Monday, July 13, 2020

Book notes: Secret of Pivot boss by Franklin Ochoa , Chapter 2

In this article, we will understand the formation of the candles which helps us to understand "start of reversal pattern".

Candle meaning
fig 1


fig 2

1. Mr. Ochoa tells us the following points for reversal wick pattern.
  • We should focus on fig 2 candle which has wick to body ratio from 2.5:1 to 3.5:1.
  • Close% should be less than 5%.
  • Fig 3 will confirm this pattern.
fig 3

2. Extreme reversal pattern
fig 4

  • The first bar of the pattern is about two times larger than the average size of the candles in the lookback period.
  • The body of the first bar of the pattern should encompass more than 50 percent of the bar's total range, but usually not more than 85 percent. 
  • The second bar of the pattern opposes the first. If the first bar of the pattern is bullish, then the second bar must be bearish.
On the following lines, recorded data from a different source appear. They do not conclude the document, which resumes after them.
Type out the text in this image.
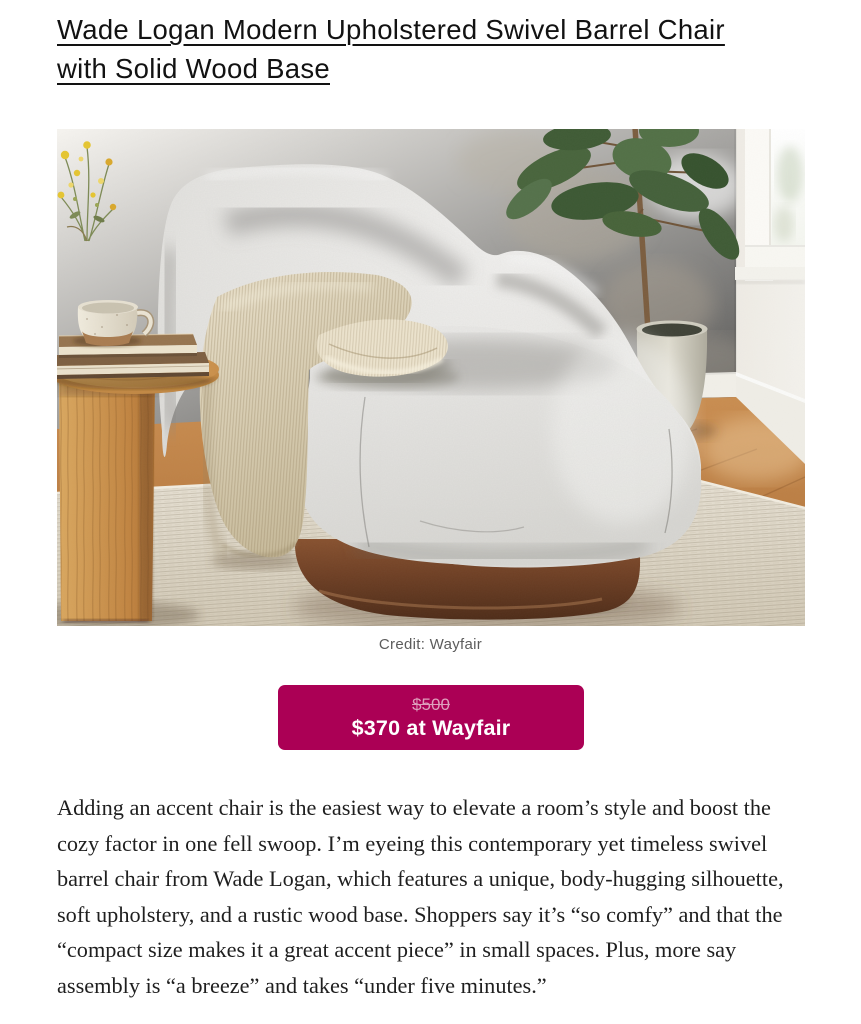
Wade Logan Modern Upholstered Swivel Barrel Chair
with Solid Wood Base
Credit: Wayfair
$500
$370 at Wayfair

Adding an accent chair is the easiest way to elevate a room’s style and boost the cozy factor in one fell swoop. I’m eyeing this contemporary yet timeless swivel barrel chair from Wade Logan, which features a unique, body-hugging silhouette, soft upholstery, and a rustic wood base. Shoppers say it’s “so comfy” and that the “compact size makes it a great accent piece” in small spaces. Plus, more say assembly is “a breeze” and takes “under five minutes.”
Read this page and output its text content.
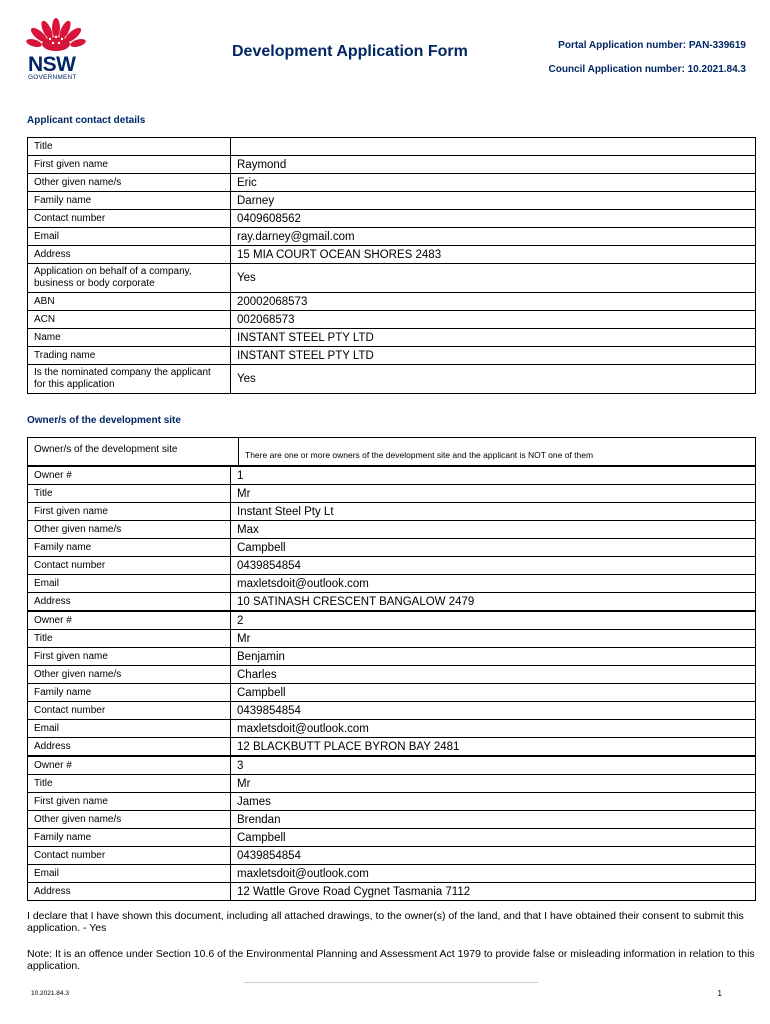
NSW
GOVERNMENT
Development Application Form	Portal Application number: PAN-339619
Council Application number: 10.2021.84.3
Applicant contact details
Title	
First given name	Raymond
Other given name/s	Eric
Family name	Darney
Contact number	0409608562
Email	ray.darney@gmail.com
Address	15 MIA COURT OCEAN SHORES 2483
Application on behalf of a company, business or body corporate	Yes
ABN	20002068573
ACN	002068573
Name	INSTANT STEEL PTY LTD
Trading name	INSTANT STEEL PTY LTD
Is the nominated company the applicant for this application	Yes
Owner/s of the development site
Owner/s of the development site	There are one or more owners of the development site and the applicant is NOT one of them
Owner #	1
Title	Mr
First given name	Instant Steel Pty Lt
Other given name/s	Max
Family name	Campbell
Contact number	0439854854
Email	maxletsdoit@outlook.com
Address	10 SATINASH CRESCENT BANGALOW 2479
Owner #	2
Title	Mr
First given name	Benjamin
Other given name/s	Charles
Family name	Campbell
Contact number	0439854854
Email	maxletsdoit@outlook.com
Address	12 BLACKBUTT PLACE BYRON BAY 2481
Owner #	3
Title	Mr
First given name	James
Other given name/s	Brendan
Family name	Campbell
Contact number	0439854854
Email	maxletsdoit@outlook.com
Address	12 Wattle Grove Road Cygnet Tasmania 7112
I declare that I have shown this document, including all attached drawings, to the owner(s) of the land, and that I have obtained their consent to submit this application. - Yes
Note: It is an offence under Section 10.6 of the Environmental Planning and Assessment Act 1979 to provide false or misleading information in relation to this application.
10.2021.84.3	1
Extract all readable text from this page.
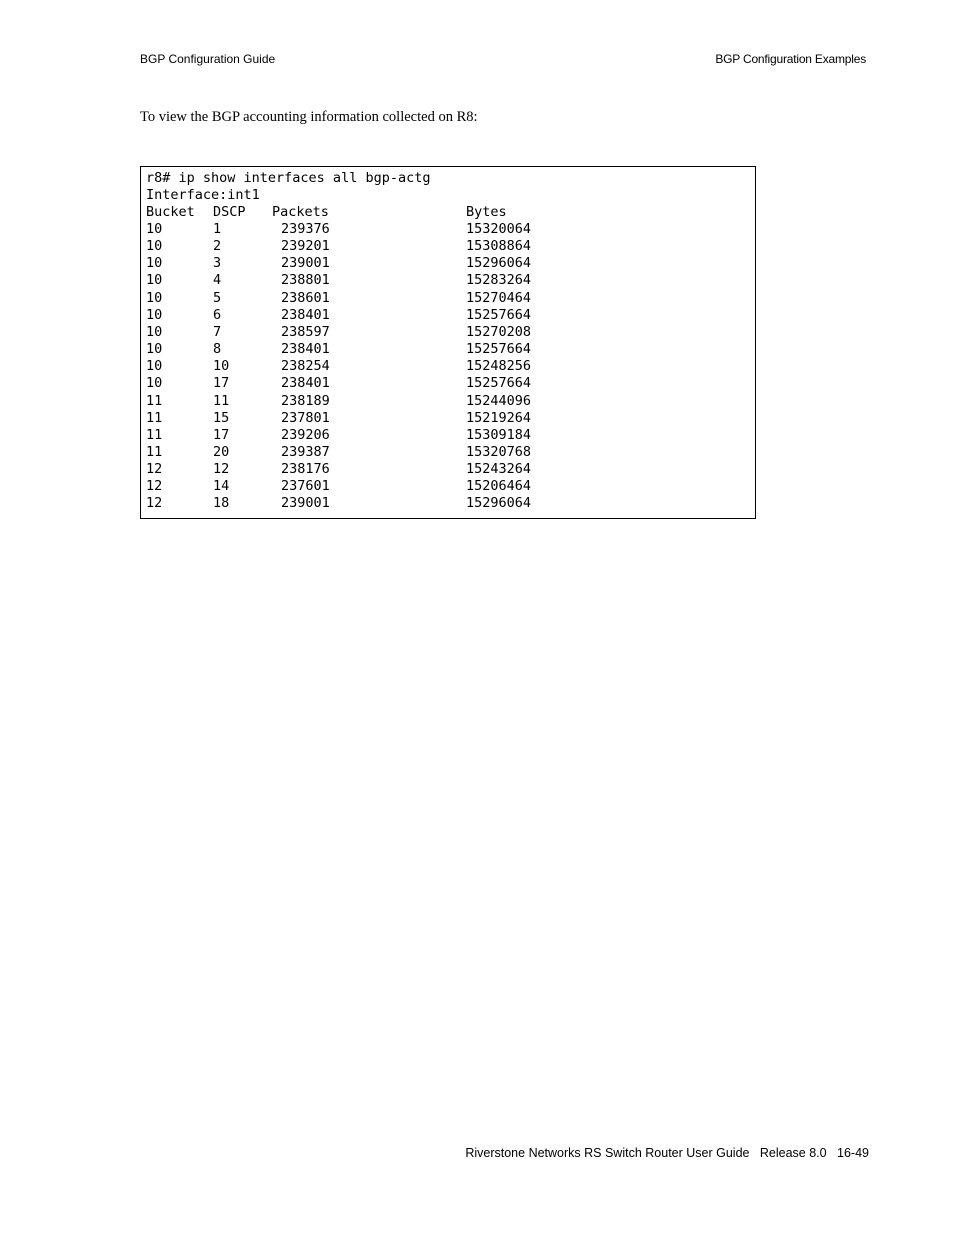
BGP Configuration Guide	BGP Configuration Examples
To view the BGP accounting information collected on R8:
r8# ip show interfaces all bgp-actg
Interface:int1
Bucket DSCP Packets	Bytes
10	1	239376	15320064
10	2	239201	15308864
10	3	239001	15296064
10	4	238801	15283264
10	5	238601	15270464
10	6	238401	15257664
10	7	238597	15270208
10	8	238401	15257664
10	10	238254	15248256
10	17	238401	15257664
11	11	238189	15244096
11	15	237801	15219264
11	17	239206	15309184
11	20	239387	15320768
12	12	238176	15243264
12	14	237601	15206464
12	18	239001	15296064
Riverstone Networks RS Switch Router User Guide   Release 8.0   16-49
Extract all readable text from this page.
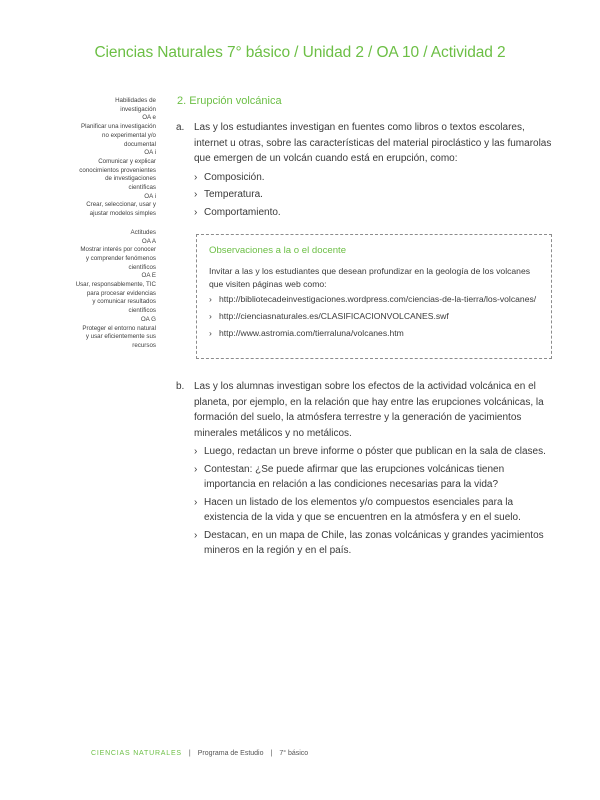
Ciencias Naturales 7° básico / Unidad 2 / OA 10 / Actividad 2
Habilidades de
investigación
OA e
Planificar una investigación
no experimental y/o
documental
OA i
Comunicar y explicar
conocimientos provenientes
de investigaciones
científicas
OA i
Crear, seleccionar, usar y
ajustar modelos simples
Actitudes
OA A
Mostrar interés por conocer
y comprender fenómenos
científicos
OA E
Usar, responsablemente, TIC
para procesar evidencias
y comunicar resultados
científicos
OA G
Proteger el entorno natural
y usar eficientemente sus
recursos
2. Erupción volcánica
a. Las y los estudiantes investigan en fuentes como libros o textos escolares, internet u otras, sobre las características del material piroclástico y las fumarolas que emergen de un volcán cuando está en erupción, como:
› Composición.
› Temperatura.
› Comportamiento.
Observaciones a la o el docente
Invitar a las y los estudiantes que desean profundizar en la geología de los volcanes que visiten páginas web como:
› http://bibliotecadeinvestigaciones.wordpress.com/ciencias-de-la-tierra/los-volcanes/
› http://cienciasnaturales.es/CLASIFICACIONVOLCANES.swf
› http://www.astromia.com/tierraluna/volcanes.htm
b. Las y los alumnas investigan sobre los efectos de la actividad volcánica en el planeta, por ejemplo, en la relación que hay entre las erupciones volcánicas, la formación del suelo, la atmósfera terrestre y la generación de yacimientos minerales metálicos y no metálicos.
› Luego, redactan un breve informe o póster que publican en la sala de clases.
› Contestan: ¿Se puede afirmar que las erupciones volcánicas tienen importancia en relación a las condiciones necesarias para la vida?
› Hacen un listado de los elementos y/o compuestos esenciales para la existencia de la vida y que se encuentren en la atmósfera y en el suelo.
› Destacan, en un mapa de Chile, las zonas volcánicas y grandes yacimientos mineros en la región y en el país.
CIENCIAS NATURALES | Programa de Estudio | 7° básico
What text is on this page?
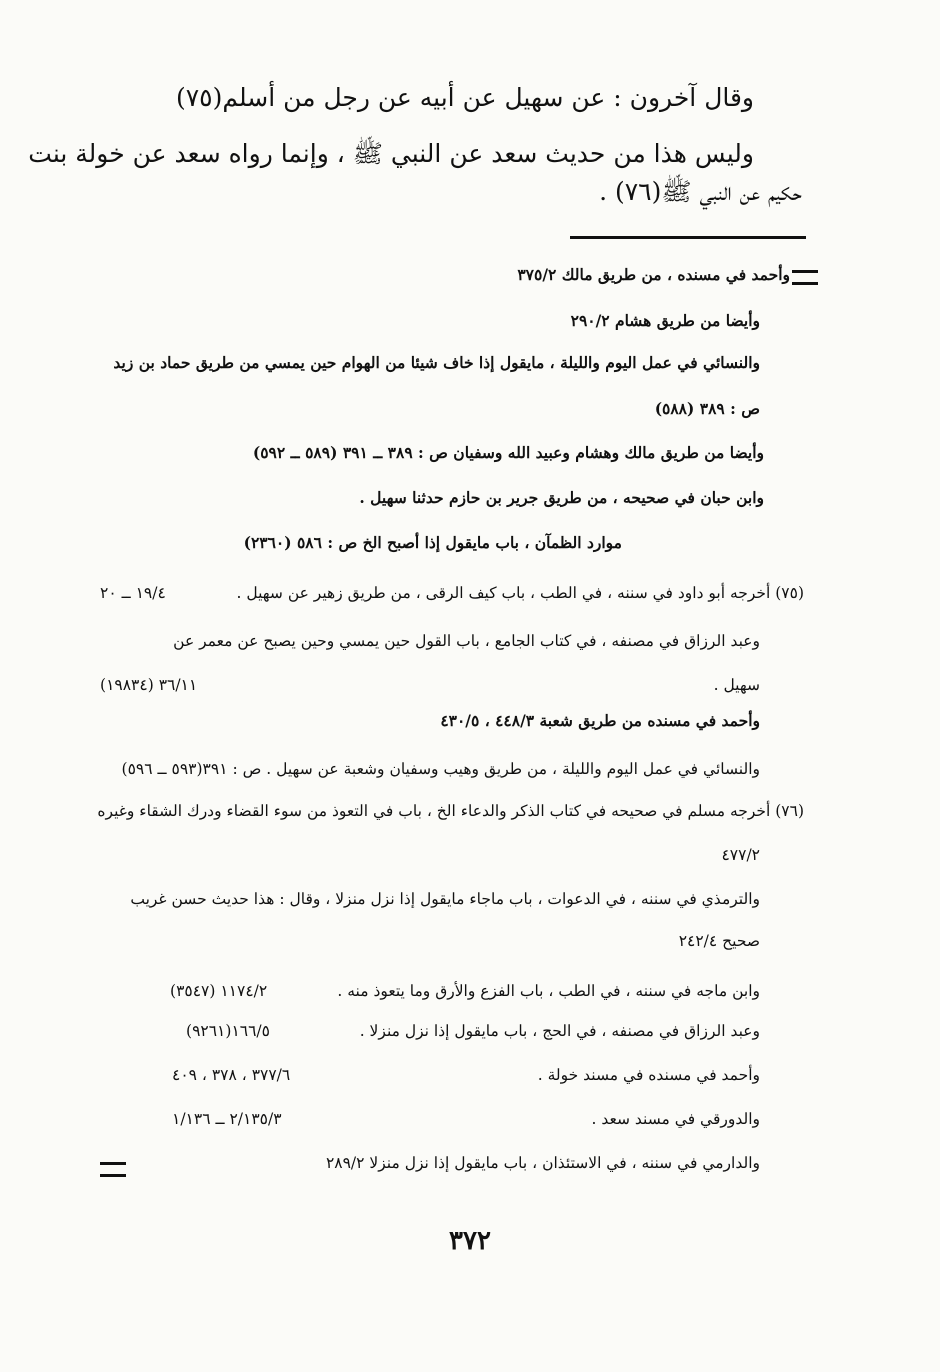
وقال آخرون : عن سهيل عن أبيه عن رجل من أسلم(٧٥)

وليس هذا من حديث سعد عن النبي ﷺ ، وإنما رواه سعد عن خولة بنت

حكيم عن النبي ﷺ(٧٦) .

وأحمد في مسنده ، من طريق مالك ٣٧٥/٢

وأيضا من طريق هشام ٢٩٠/٢

والنسائي في عمل اليوم والليلة ، مايقول إذا خاف شيئا من الهوام حين يمسي من طريق حماد بن زيد

ص : ٣٨٩ (٥٨٨)

وأيضا من طريق مالك وهشام وعبيد الله وسفيان ص : ٣٨٩ ــ ٣٩١ (٥٨٩ ــ ٥٩٢)

وابن حبان في صحيحه ، من طريق جرير بن حازم حدثنا سهيل .

موارد الظمآن ، باب مايقول إذا أصبح الخ ص : ٥٨٦ (٢٣٦٠)

(٧٥) أخرجه أبو داود في سننه ، في الطب ، باب كيف الرقى ، من طريق زهير عن سهيل .

١٩/٤ ــ ٢٠

وعبد الرزاق في مصنفه ، في كتاب الجامع ، باب القول حين يمسي وحين يصبح عن معمر عن

سهيل .

٣٦/١١ (١٩٨٣٤)

وأحمد في مسنده من طريق شعبة ٤٤٨/٣ ، ٤٣٠/٥

والنسائي في عمل اليوم والليلة ، من طريق وهيب وسفيان وشعبة عن سهيل . ص : ٣٩١(٥٩٣ ــ ٥٩٦)

(٧٦) أخرجه مسلم في صحيحه في كتاب الذكر والدعاء الخ ، باب في التعوذ من سوء القضاء ودرك الشقاء وغيره

٤٧٧/٢

والترمذي في سننه ، في الدعوات ، باب ماجاء مايقول إذا نزل منزلا ، وقال : هذا حديث حسن غريب

صحيح ٢٤٢/٤

وابن ماجه في سننه ، في الطب ، باب الفزع والأرق وما يتعوذ منه .

١١٧٤/٢ (٣٥٤٧)

وعبد الرزاق في مصنفه ، في الحج ، باب مايقول إذا نزل منزلا .

١٦٦/٥(٩٢٦١)

وأحمد في مسنده في مسند خولة .

٣٧٧/٦ ، ٣٧٨ ، ٤٠٩

والدورقي في مسند سعد .

٢/١٣٥/٣ ــ ١/١٣٦

والدارمي في سننه ، في الاستئذان ، باب مايقول إذا نزل منزلا ٢٨٩/٢

٣٧٢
If the first bar is bearish then the second bar must be bullish.
Example
Fig 5
In the middle responsive buyer try to test new price values by creating long candles, but reversal next candle of opposite colour prooves that trend resume. ref fig 5.

3. Outside reversal setup
Fig 6

  • The engulfing bar of a bullish outside reversal setup has a low that is below the prior bar's low & close that is above the prior bar's high.
  • The engulfing bar of a bearish outside reversal setup has a high that is above the prior bar's high and a close that is below the prior bar's low.
  • The engulfing bar is usually 5 to 25 percent larger than the size of the average bar in the lookback period. 
Below is the logic behind that

                                             Fig 7


4. Doji reversal setup

  • The open and close price of the doji should fall within 1 percent of each other, as measured by the total range of the candlestick.
  • For a bullish doji, the high of the doji candlestick should be below the ten-period simple moving average.
  • For a bearish doji, the low of the doji candlestick should be above the ten-period simple moving average.
  • For a bearish doji, one of the two bars following the doji must close beneath the low of the doji.
  • For a bullish doji setup, one of the two bars following the doji must close above the high of the doji.
This was the summary of chapter 2. I would like to add more concepts in my future blogs. I will also try to present example in order to confirm these logics.

Thanks for reading it. I would like to thank the author to provide this knowledge and let it be available for us.